Dish 300 was the first satellite dish receiver provided by the direct broadcast satellite television company, Dish Network, and was originally known as the “Dish Network Dish”. Dish 300 had a single LNB, or Low Noise Block, that was capable of receiving signals from the 119°W orbital location owned by EchoStar as well as the 148°W or 61.5°W orbital locations for Latin American broadcasting, but not the 61.5°W, 110°W, or 129°W orbital locations. Because of the inability of Dish 300 to connect to these other satellites, it was eventually discontinued and replaced with the Dish 500.
How Dish 300 Works
Dish 300 was an 18-inch dish that had a single LNB and was used for basic reception from the 119°W orbital location and as a secondary dish for receiving signals from the 148°W or 61.5°W orbital locations or high definition broadcasts. While Dish 300 is still compatible with basic Dish Network broadcasts from these locations, it is not compatible with newer services offered by Dish Network.

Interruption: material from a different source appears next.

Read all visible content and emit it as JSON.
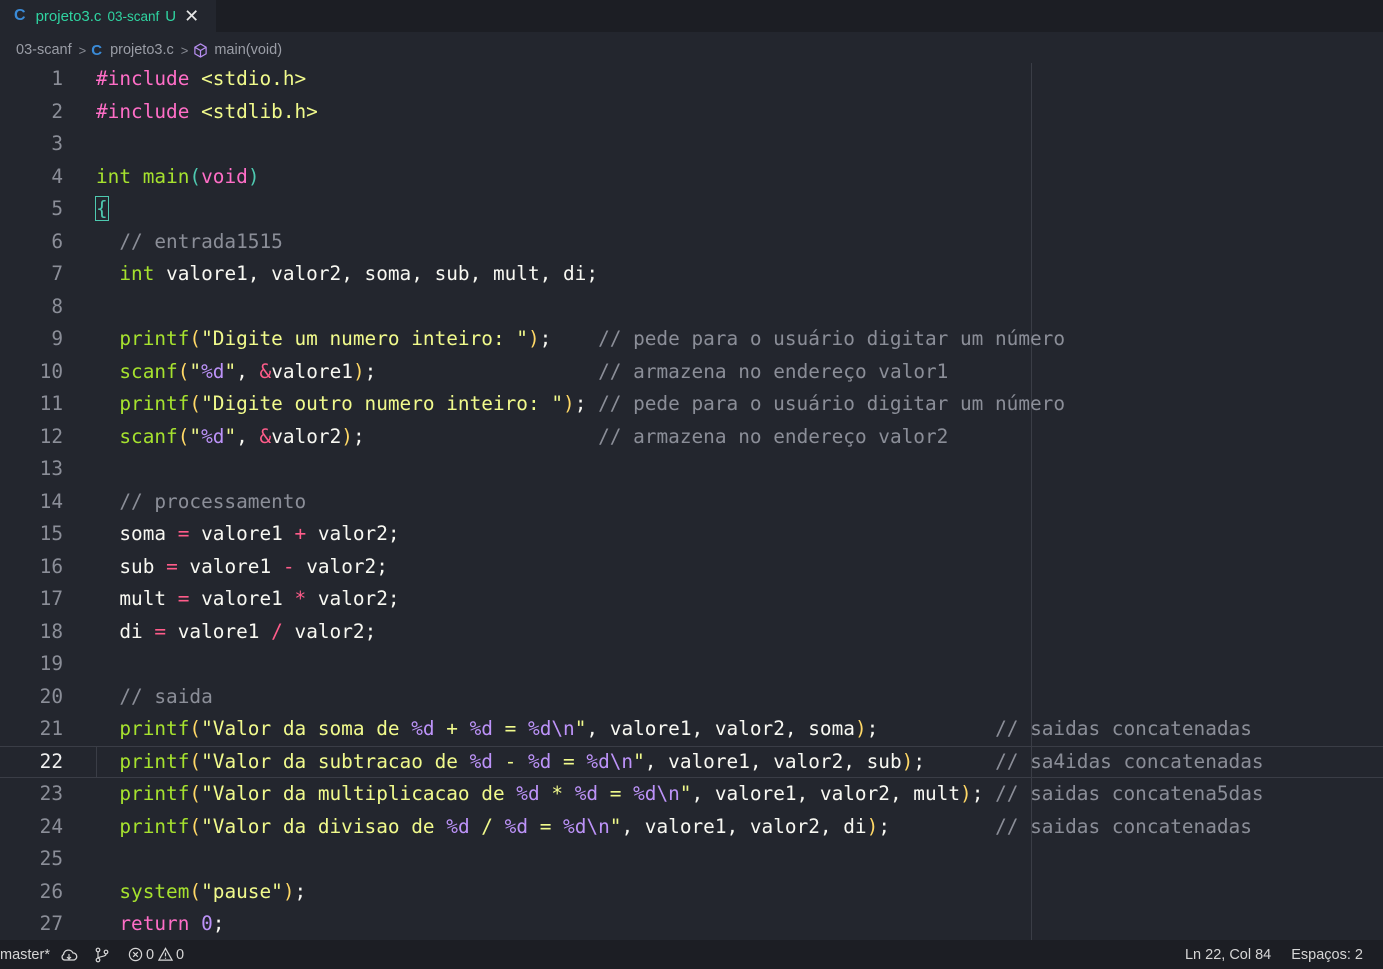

Dish 300 can be used to receive all broadcasts from the 119°W orbital location as well as the other orbital locations mentioned above. Because Dish 300 was developed before Dish Network’s partnership with EchoStar began, it is not compatible with EchoStar broadcasts. However, Dish 300 did provide reliable service and received signals well even during rain and other undesired conditions.

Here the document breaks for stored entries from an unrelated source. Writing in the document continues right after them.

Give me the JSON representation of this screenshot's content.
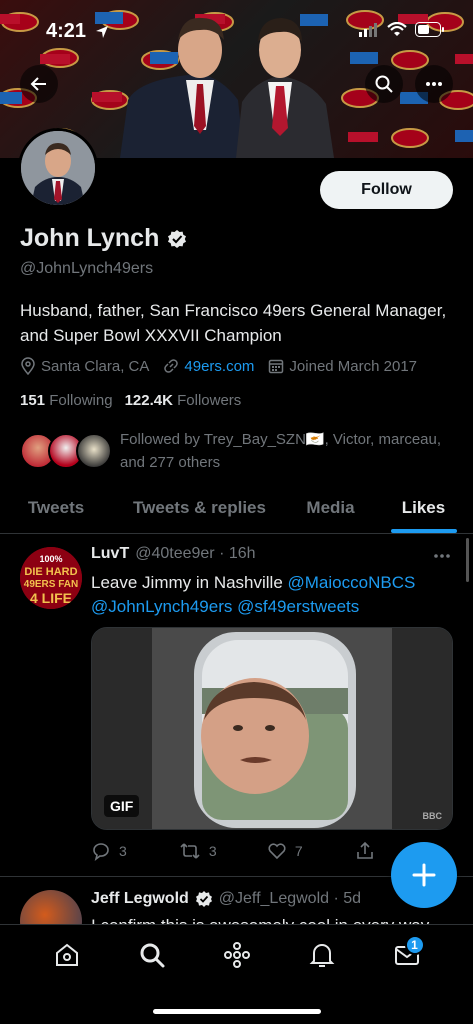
{
  "status_bar": {
    "time": "4:21"
  },
  "profile": {
    "name": "John Lynch",
    "handle": "@JohnLynch49ers",
    "bio": "Husband, father, San Francisco 49ers General Manager, and Super Bowl XXXVII Champion",
    "location": "Santa Clara, CA",
    "website": "49ers.com",
    "joined": "Joined March 2017",
    "following_count": "151",
    "following_label": "Following",
    "followers_count": "122.4K",
    "followers_label": "Followers",
    "followed_by": "Followed by Trey_Bay_SZN🇨🇾, Victor, marceau, and 277 others",
    "follow_button": "Follow"
  },
  "tabs": [
    {
      "label": "Tweets",
      "active": false
    },
    {
      "label": "Tweets & replies",
      "active": false
    },
    {
      "label": "Media",
      "active": false
    },
    {
      "label": "Likes",
      "active": true
    }
  ],
  "tweet1": {
    "display_name": "LuvT",
    "handle_time": "@40tee9er · 16h",
    "text_plain": "Leave Jimmy in Nashville ",
    "mention1": "@MaioccoNBCS",
    "mention2": "@JohnLynch49ers",
    "mention3": "@sf49erstweets",
    "media_badge": "GIF",
    "media_watermark": "BBC",
    "avatar_text": "100% DIE HARD 49ERS FAN 4 LIFE",
    "replies": "3",
    "retweets": "3",
    "likes": "7"
  },
  "tweet2": {
    "display_name": "Jeff Legwold",
    "handle_time": "@Jeff_Legwold · 5d",
    "text_partial": "I confirm this is awesomely cool in every way"
  },
  "nav": {
    "messages_badge": "1"
  },
  "colors": {
    "accent": "#1d9bf0",
    "background": "#000000",
    "secondary_text": "#71767b"
  }
}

Dish 300 was advantageous because it was light-weight and affordable. Because of these factors, many residential and commercial users alike had Dish 300 dishes installed before Dish Network and EchoStar released the Dish 500, Dish 1000, and Dish 1000.2 models. Although the Dish 300 is not compatible with newer Dish Network services, it can still be used as a secondary satellite dish for additional reception.